Proving $\int_{0}^{2 \pi}\cos^{2n}(t)dt=2\pi\frac{1\cdot3\cdot5\cdots(2n-1)}{2\cdot4\cdot6\cdots(2n)}$

Question

I have just evaluated $$\int_{|z|=1}\frac{(z^2+1)^{2n}}{z^{2n+1}}dz$$ to be $2 \pi i$. I now want to use this fact to show that $$\int_{0}^{2 \pi}\cos^{2n}(t)dt=2\pi\frac{1\cdot3\cdot5\cdots(2n-1)}{2\cdot4\cdot6\cdot8\cdots(2n)}.$$

I thought perhaps the next course of action would be to show the Taylor series representation of $\cos^{2n}(x)$ is $$\sum(-1)^k \frac{2^{2k-1}}{2k!}\cdot x^{2k}$$ then rearrange this somehow to show that you can give the first integral I mentioned in terms of this Taylor expansion and then compare it to the binomial expanded version of the first integral.

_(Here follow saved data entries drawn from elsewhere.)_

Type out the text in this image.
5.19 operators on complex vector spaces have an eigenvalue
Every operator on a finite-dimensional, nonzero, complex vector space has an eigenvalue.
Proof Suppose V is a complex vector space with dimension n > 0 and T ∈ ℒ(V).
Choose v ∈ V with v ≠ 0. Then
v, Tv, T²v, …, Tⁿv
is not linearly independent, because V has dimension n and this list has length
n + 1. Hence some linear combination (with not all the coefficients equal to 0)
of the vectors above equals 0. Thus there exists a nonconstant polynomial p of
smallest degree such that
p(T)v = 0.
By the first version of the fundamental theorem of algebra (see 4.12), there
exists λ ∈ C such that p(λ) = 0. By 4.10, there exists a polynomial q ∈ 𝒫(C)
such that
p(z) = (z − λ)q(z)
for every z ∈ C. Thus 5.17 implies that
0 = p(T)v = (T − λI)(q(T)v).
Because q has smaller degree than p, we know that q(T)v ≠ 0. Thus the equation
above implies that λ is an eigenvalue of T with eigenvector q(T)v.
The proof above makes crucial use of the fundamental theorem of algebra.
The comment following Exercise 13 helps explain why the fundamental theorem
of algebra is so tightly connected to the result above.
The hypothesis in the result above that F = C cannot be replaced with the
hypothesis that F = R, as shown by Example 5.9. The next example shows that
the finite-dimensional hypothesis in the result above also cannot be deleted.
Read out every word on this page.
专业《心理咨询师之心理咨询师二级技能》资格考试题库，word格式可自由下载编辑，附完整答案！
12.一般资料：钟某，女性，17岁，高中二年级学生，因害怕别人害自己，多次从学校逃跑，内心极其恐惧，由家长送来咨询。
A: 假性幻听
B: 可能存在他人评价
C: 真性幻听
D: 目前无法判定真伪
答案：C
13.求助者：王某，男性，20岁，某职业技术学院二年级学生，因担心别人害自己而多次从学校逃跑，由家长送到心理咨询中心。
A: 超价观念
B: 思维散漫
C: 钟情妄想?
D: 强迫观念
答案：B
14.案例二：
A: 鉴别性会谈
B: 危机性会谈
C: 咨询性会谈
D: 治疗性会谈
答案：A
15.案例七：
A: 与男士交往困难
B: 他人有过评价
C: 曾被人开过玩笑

Will this work or am I doing it wrong ? any hints or tips are greatly appreciated in advance.

P.S. This is an assignment question so please no full answers.

Answer 1

This probably will not work because you can't quite evaluate the integral over an infinite sum (there are convergence issues you have to deal with) and that the Taylor series you have doesn't seem to be too similar to the expression in the first integral.

You can certainly try, but I would personally work from the first integral to try to get the second.

In the first place, I think you have actually incorrectly evaluated the first integral.

$$\frac{(z^2+1)^{2n}}{z^{2n+1}}=\frac{z^{4n}+2nz^{4n-2}+\cdots + C_{n}^{2n}z^{2n}+\cdots + 1}{z^{2n}}=z^{2n-1}+\cdots +C_{n}^{2n}z^{-1} + \cdots + z^{-2n}$$

The function $f(z)=\dfrac{(z^2+1)^{2n}}{z^{2n+1}}$ only has singularity at $z=0$ at which $\text{res}(f;0)=C_{n}^{2n}$ as shown in the calculation above (simply the coefficient of the $z^{-1}$ term).

Hence $$\int_{|z|=1}\frac{(z^2+1)^{2n}}{z^{2n+1}}dz=2\pi i \cdot \text{res}(f;0) = 2\pi i C_{n}^{2n}=2\pi i \frac{(2n)\cdot (2n-1) \cdot \cdots \cdot (n+1)}{(n) \cdot (n-1) \cdot \cdots \cdot (1)}$$

On the other hand, you can also evaluate this integral by parameterizing it.

Hint:

Suppose we parameterize a path $\gamma$ with $\gamma (t)$ where $t \in [a,b]$. Then

$$\int_{\gamma}f(z)dz=\int_{t=a}^{t=b}f\bigl(\gamma (t) \bigr)\gamma ' (t)dt$$

Answer 2

You are looking for $$\int_0^{2\pi} \cos^{2m}\theta\,d\theta=4\int_0^{\pi/2} \cos^{2m}\theta\,d\theta \qquad \text{for } m\in\mathbb{N}$$ Now, perfmorm the substitution $x=\tan \theta$. Our integral is then $$4\int_0^{\infty}\cos^{2m}\arctan x\cdot \frac{dx}{1+x^2}$$ Using the trigonometric identity, $$1+\tan^2 \theta=\sec^2\theta$$ We can solve for $\cos^2 \theta$: $$\cos^{2}\theta=\frac{1}{1+\tan^2 \theta}$$ And substituting $\arctan x=\theta$, we find that
\begin{align} \cos^{2m}\arctan x=\left(\frac{1}{1+x^2}\right)^m \end{align} Our original integral now reduces to $$4\int_0^{\infty} dx\frac{1}{\left(1+x^2\right)^{m+1}}$$ There are many different ways to evaluate this integral, but I will use the Beta function. Substituting $u=x^2$, our integral is now $$2\int_0^{\infty} \frac{u^{-1/2}}{\left(1+u\right)^{m+1}}\,du$$ Using the definition of the Beta function, this integral is equal to \begin{align} 2\,\mathcal{B}\left(1/2,m+1/2\right)&=2\frac{\Gamma(1/2)\Gamma(m+1/2)}{\Gamma(m+1)}\\ &=2\pi\frac{\Gamma(2m)}{\Gamma(m)\Gamma(m+1)} 2^{1-2m} \\ &= 2\pi 2^{1-2m} \frac{(2m-1)!}{(m!)(m-1)!} \\ &= \frac{\pi}{4^{m-1}} {{2m}\choose {m}} \end{align}